Only Francis Edward could be got in the ordinary place, so the rest had to be furnished in a note at the foot of the page.
“On Oct. 8th, 1876, in the revision of the parliamentary list at Preston, a claimant appeared bearing the name of Thomas Hill Joseph Napoleon Horatio Bonaparte Swindlehurst Nelson. The vote was allowed, and the revising barrister ordered the full name to be inserted on the register.”—Manchester Evening News, October 11, 1876.
II. Conjoined Names.
Returning to the first half of the seventeenth century, we find strong testimony of the rarity of these double names, and a feeling that there was something akin to illegality in their use, from our registers, wherein an attempt was made to glue two names together as one, without a hyphen or a second capital letter. Take the following, all registered within a generation or two of Camden’s remark:
“1602, May 24. Baptized Fannasibilla, d. of Thomas Temple.”—Sibbesdon, Leicestershire.

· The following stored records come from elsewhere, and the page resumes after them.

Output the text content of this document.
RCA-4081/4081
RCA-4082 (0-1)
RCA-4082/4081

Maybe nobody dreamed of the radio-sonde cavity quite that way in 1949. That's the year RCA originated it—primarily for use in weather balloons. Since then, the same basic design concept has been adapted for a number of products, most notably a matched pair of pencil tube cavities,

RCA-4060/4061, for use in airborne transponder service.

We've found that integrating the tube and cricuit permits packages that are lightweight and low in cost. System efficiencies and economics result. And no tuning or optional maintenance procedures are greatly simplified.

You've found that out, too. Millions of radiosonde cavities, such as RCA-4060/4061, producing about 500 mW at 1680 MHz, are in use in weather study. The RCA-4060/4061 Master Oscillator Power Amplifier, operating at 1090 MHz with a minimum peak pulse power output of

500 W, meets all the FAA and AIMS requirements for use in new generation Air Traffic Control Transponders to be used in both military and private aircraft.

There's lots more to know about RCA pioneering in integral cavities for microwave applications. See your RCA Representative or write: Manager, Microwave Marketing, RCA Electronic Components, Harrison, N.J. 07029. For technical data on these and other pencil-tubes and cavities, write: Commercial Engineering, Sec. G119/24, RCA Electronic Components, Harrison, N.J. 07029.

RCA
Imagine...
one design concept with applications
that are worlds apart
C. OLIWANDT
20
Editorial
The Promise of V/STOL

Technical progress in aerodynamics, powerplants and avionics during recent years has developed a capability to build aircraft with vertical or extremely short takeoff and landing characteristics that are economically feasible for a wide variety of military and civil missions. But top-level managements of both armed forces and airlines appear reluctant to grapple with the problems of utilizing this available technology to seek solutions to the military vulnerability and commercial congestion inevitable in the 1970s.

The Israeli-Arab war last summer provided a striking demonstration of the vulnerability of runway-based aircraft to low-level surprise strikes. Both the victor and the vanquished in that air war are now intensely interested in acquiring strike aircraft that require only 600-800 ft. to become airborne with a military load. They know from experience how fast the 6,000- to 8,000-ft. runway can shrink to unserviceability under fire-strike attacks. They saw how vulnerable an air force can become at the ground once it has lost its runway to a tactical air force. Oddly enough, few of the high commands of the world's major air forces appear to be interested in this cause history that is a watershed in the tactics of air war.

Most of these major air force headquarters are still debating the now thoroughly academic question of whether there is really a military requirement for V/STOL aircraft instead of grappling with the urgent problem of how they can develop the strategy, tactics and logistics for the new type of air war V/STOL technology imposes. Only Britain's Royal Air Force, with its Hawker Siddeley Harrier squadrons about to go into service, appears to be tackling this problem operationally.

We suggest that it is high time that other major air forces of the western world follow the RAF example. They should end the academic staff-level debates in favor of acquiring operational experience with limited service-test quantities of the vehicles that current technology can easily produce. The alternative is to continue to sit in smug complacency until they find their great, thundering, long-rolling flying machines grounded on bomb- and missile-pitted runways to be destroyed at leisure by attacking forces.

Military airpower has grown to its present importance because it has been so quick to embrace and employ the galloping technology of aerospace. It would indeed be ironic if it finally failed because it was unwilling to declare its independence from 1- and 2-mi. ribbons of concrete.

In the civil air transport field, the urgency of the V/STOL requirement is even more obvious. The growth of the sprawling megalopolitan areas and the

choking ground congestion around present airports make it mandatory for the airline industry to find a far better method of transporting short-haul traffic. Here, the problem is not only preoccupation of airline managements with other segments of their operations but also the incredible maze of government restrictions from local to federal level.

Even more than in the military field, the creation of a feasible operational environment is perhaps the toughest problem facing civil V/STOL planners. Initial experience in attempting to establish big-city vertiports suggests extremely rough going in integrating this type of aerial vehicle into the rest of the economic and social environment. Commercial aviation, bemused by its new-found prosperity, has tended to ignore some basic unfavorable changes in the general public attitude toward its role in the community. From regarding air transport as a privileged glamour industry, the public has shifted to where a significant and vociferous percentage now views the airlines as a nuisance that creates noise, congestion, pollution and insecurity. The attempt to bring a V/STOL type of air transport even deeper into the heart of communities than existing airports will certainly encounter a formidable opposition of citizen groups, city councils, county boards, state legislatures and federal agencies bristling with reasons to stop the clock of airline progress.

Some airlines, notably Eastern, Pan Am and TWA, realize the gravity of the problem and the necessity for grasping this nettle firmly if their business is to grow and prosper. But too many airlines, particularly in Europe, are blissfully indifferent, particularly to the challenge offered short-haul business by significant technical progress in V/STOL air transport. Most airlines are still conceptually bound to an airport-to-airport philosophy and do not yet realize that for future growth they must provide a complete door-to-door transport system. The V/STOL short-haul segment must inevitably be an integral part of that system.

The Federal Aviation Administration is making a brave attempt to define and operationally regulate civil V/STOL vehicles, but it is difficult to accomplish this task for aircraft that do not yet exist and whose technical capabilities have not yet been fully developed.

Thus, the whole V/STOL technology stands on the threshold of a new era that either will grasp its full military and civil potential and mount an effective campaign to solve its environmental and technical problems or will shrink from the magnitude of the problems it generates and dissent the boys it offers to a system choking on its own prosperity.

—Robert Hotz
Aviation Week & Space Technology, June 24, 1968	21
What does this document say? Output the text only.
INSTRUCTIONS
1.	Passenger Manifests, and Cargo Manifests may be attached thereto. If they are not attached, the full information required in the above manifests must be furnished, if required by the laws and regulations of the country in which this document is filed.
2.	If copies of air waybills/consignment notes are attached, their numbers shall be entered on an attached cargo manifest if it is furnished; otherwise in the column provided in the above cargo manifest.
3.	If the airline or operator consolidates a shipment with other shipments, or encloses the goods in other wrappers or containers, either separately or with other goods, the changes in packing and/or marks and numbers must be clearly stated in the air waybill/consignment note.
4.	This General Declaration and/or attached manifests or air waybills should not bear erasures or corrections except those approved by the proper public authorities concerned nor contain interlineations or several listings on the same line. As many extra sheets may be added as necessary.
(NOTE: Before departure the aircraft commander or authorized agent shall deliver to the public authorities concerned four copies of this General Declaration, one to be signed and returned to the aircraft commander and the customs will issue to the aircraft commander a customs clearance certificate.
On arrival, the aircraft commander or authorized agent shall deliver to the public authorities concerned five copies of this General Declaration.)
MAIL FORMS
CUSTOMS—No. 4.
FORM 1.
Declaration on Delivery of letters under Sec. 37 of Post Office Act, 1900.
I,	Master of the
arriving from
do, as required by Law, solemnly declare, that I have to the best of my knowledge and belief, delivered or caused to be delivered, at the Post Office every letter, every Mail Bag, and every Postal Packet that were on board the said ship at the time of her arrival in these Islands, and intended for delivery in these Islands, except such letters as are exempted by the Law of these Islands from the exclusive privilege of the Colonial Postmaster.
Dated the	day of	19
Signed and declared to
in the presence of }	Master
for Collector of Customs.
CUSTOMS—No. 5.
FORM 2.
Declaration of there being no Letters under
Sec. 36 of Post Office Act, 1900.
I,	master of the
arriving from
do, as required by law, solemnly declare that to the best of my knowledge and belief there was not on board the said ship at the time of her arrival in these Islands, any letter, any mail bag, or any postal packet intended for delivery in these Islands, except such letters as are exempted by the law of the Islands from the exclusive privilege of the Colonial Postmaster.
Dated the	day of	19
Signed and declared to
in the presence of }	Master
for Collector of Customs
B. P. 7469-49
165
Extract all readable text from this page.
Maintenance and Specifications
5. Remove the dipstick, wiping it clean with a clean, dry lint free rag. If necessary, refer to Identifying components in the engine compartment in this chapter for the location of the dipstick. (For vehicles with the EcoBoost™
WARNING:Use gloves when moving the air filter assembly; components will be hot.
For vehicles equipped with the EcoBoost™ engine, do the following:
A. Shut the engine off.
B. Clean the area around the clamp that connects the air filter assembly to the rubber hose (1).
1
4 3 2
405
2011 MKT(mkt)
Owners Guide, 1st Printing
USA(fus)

Here is a palpable attempt to unite Francis (Fanny) and Sybil.
“1648, Jan. 25. Baptized Aberycusgentylis, son of Richard Balthropp, gent.”—Iver, Buckingham.
Here the father has been anxious to commemorate the great Oxford professor, the father of international law, Dr. Abericus Gentilis. He has avoided a breach of supposed national law by writing the two names in one.
“1614, Aprill 16. Buried Jockaminshaw Butler, wife of James Butler, potter, in Bishopsgate Street.”—St. Peter, Cornhill.
The surname of “Shaw” has done service hundreds of times since then as a second baptismal name.